Prx1 interacts with and modulates the activities of cell survival regulatory proteins to increase radioresistance18. The Akt pathway may promote tumor cell survival by suppressing cell death induced by a number of apoptotic stimuli, including chemotherapeutic agents. Activation of Akt is a frequently observed phenomenon following treatment with docetaxel31,32. Therefore, activation of Akt by docetaxel may account for desensitization to docetaxel in scrambled-infected A549 xenograft xenograft tumors. Many studies have shown that Akt directly phosphorylates FOXO transcription factors33,34, and the mechanisms through which Akt regulates FOXO transcription factors have been previously elucidated35. Phosphorylation of FOXO by Akt triggers rapid relocalization of FOXO proteins from the nucleus to the cytoplasm leading to inhibition of FOXO-dependent transcription of its target genes such as FasL and TRAIL26,36,37. We have found that A549 xenograft tumors express FOXO1, but not other members of the FOXO family (data not shown). We thus examined the effects of docetaxel on phosphorylation of Akt and FOXO1. Our results demonstrated that docetaxel caused an increase in the phosphorylation of both Akt and FOXO1 in scrambled-infected A549 xenograft tumors, whereas Prx1 knockdown suppressed docetaxel-induced phosphorylation of both these proteins. These findings suggest that neutralization of Prx1 modifies the Akt-FOXO1 axis, increasing the death receptor-mediated extrinsic apoptosis pathway and caspase-8 activation.
Although the investigation of Prx1 function in cultured cells and animal systems indicates its cell survival enhancing properties, no research has previously been undertaken to evaluate the prognostic value of Prx1 in lung cancer. We have determined whether the Prx1 expression correlates with PFS for response to docetaxel treatment. However, a higher pretreatment Prx1 level did not correlate with PFS. The main limitation of the present study is that this is a retrospective study with comparatively small size, and further research that examines a larger group of patients is warranted. Another limitation is that since patients were treated with docetaxel-cisplatin regimens, we cannot exclude the possibility of cisplatin-mediated effects.

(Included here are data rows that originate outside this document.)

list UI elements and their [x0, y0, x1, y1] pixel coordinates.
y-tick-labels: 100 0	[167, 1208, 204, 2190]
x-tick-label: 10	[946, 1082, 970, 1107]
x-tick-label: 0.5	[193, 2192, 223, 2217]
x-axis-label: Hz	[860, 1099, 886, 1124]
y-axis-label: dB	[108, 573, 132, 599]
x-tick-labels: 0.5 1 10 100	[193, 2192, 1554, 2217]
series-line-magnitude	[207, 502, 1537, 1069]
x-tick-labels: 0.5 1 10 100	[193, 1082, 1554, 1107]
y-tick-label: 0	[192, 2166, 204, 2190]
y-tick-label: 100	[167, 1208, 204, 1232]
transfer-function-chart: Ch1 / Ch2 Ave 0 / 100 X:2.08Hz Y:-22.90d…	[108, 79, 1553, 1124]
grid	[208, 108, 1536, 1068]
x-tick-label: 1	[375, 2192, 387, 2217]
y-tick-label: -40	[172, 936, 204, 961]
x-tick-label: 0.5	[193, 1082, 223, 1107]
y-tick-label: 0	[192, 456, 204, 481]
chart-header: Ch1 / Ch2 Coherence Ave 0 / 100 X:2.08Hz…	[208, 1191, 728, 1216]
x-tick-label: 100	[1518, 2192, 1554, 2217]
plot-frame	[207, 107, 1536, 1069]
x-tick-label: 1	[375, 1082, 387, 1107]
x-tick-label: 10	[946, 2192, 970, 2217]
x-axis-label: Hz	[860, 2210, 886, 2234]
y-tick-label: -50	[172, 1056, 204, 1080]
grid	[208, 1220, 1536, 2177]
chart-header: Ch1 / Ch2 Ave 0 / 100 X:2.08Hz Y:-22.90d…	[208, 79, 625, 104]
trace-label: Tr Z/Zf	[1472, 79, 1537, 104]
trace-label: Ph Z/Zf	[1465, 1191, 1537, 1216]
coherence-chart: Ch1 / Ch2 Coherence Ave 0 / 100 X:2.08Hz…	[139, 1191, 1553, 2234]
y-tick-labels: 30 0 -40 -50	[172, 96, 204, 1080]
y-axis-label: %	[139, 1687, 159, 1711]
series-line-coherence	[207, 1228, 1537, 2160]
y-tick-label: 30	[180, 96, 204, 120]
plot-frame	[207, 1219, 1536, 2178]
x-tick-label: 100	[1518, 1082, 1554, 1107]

In summary, our results show that elevated Prx1 provides resistance to docetaxel treatment through suppression of FOXO1-induced apoptosis in A549 xenograft tumors, but may not be related with predictive significance for response to docetaxel treatment. Therefore, Prx1 may be an attractive target in the development of more effective docetaxel-based therapies in lung cancer treatment.
This study was supported by a 2011 grant from the Korean Academy of Tuberculosis and Respiratory Diseases.